Want to load commonly used packages automatically? Have a suite of random functions you use all the time? No problem. R gives you several options to meet your needs.
First, you can create a custom R profile that loads at startup. This is simply a text file (called .Rprofile) placed in your home directory. Don’t know where your home directory is? Start RStudio, close any open projects, and type getwd()
.
Consider the following (simple) Rprofile:
# Feeling creative? Customize the R interactive prompt
options(prompt = "aRRR> ")
# Change some R defaults
options(stringsAsFactors = FALSE, show.signif.stars = FALSE)
# Create a new invisible environment for functions so as not to clutter your
# workspace.
.env <- new.env()
# Some useful aliases
.env$s <- base::summary
.env$cd <- base::setwd
.env$pwd <- base::getwd
# Some useful functions
## Return names(df) in single column, numbered matrix format.
.env$n <- function(df) matrix(names(df))
## Head and tail; show the first and last 10 items of an object
.env$ht <- function(d) rbind(head(d, 10), tail(d, 10))
# This function runs when R starts
.First <- function() {
toLoad = c("plyr", "lubridate", "reshape2", "ggplot2", "devtools")
sapply(toLoad, require, character.only = TRUE)
rm(toLoad)
cat("\nBack for more, eh?\n")
}
# This function runs when R closes
.Last <- function() {
cat("\nLeaving so soon?
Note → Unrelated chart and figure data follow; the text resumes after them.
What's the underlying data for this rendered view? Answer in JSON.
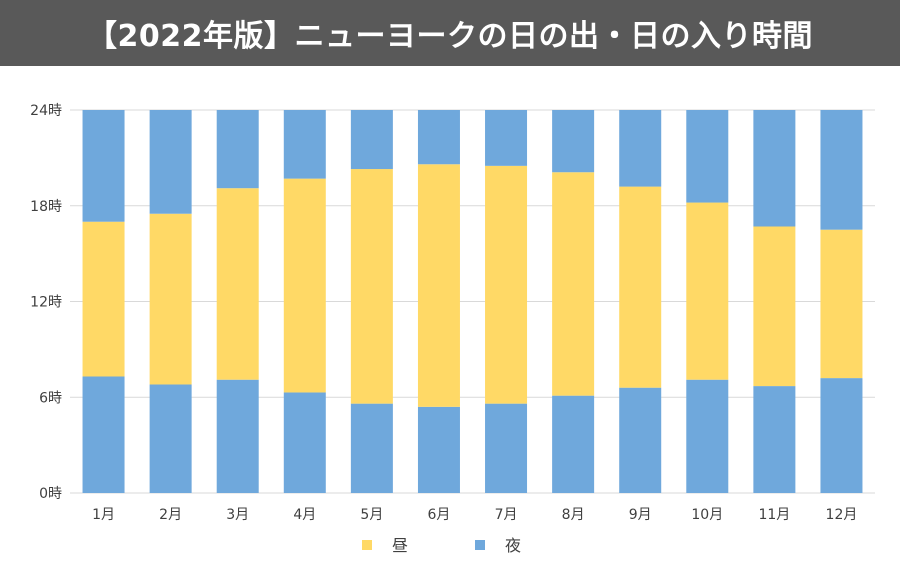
{
  "title": "【2022年版】ニューヨークの日の出・日の入り時間",
  "chart_data": {
    "type": "bar",
    "stacked": true,
    "categories": [
      "1月",
      "2月",
      "3月",
      "4月",
      "5月",
      "6月",
      "7月",
      "8月",
      "9月",
      "10月",
      "11月",
      "12月"
    ],
    "series": [
      {
        "name": "夜",
        "key": "night_morning",
        "color": "#6fa8dc",
        "values": [
          7.3,
          6.8,
          7.1,
          6.3,
          5.6,
          5.4,
          5.6,
          6.1,
          6.6,
          7.1,
          6.7,
          7.2
        ]
      },
      {
        "name": "昼",
        "key": "day",
        "color": "#ffd966",
        "values": [
          9.7,
          10.7,
          12.0,
          13.4,
          14.7,
          15.2,
          14.9,
          14.0,
          12.6,
          11.1,
          10.0,
          9.3
        ]
      },
      {
        "name": "夜",
        "key": "night_evening",
        "color": "#6fa8dc",
        "values": [
          7.0,
          6.5,
          4.9,
          4.3,
          3.7,
          3.4,
          3.5,
          3.9,
          4.8,
          5.8,
          7.3,
          7.5
        ]
      }
    ],
    "ylim": [
      0,
      24
    ],
    "yticks": [
      {
        "value": 0,
        "label": "0時"
      },
      {
        "value": 6,
        "label": "6時"
      },
      {
        "value": 12,
        "label": "12時"
      },
      {
        "value": 18,
        "label": "18時"
      },
      {
        "value": 24,
        "label": "24時"
      }
    ],
    "grid": true,
    "legend": {
      "position": "bottom",
      "items": [
        {
          "label": "昼",
          "color": "#ffd966"
        },
        {
          "label": "夜",
          "color": "#6fa8dc"
        }
      ]
    }
  }
}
You'll be back. I know it.\n")
}
Inspiration for Rprofile modifications abound online (e.g., here and here). Importantly, notice that we’ve included aliases and utility functions in a hidden environment. This keeps our workspace clean and avoids their accidental removal.
While a custom Rprofile generally works well, you may run into problems when sharing scripts with colleagues if they operate R with different defaults. A more reproducible approach is to keep your customizations in a version-controlled script on, e.g., Github and source it at the beginning of every script. Your collaborators then have access to it as well. For example, assuming the devtools
package is loaded, ypu can call in an custom script saved as a gist using source_gist
. Voila! Here’s how I load my R profile:
source_gist(9216051, quiet = TRUE)
## SHA-1 hash of file is 88c05eb67d371880b7c774e32eb495cb9c22f16a
One final alternative, but beyond our scope, is to keep your functions in an R package (see, e.g., here).
OK, I’ll admit it - Rcmdr
houses a wider breadth of methods than I recalled (or expected). But you’ll have to throw away the training wheels (i.e., GUI) at some point. You can only hide from the console for so long. Data reorganization, reshaping, and cleaning are a set of common tasks for which this is likely to be the case, and one for which R is very capable. Moreover, it’s good practice to bring your raw data into R before you perform any manipulations or analysis. Not only is R very capable of these manipulations, but coding them in R makes the manipulations transparent and reproducible; the same can’t be said of button clicks in Excel.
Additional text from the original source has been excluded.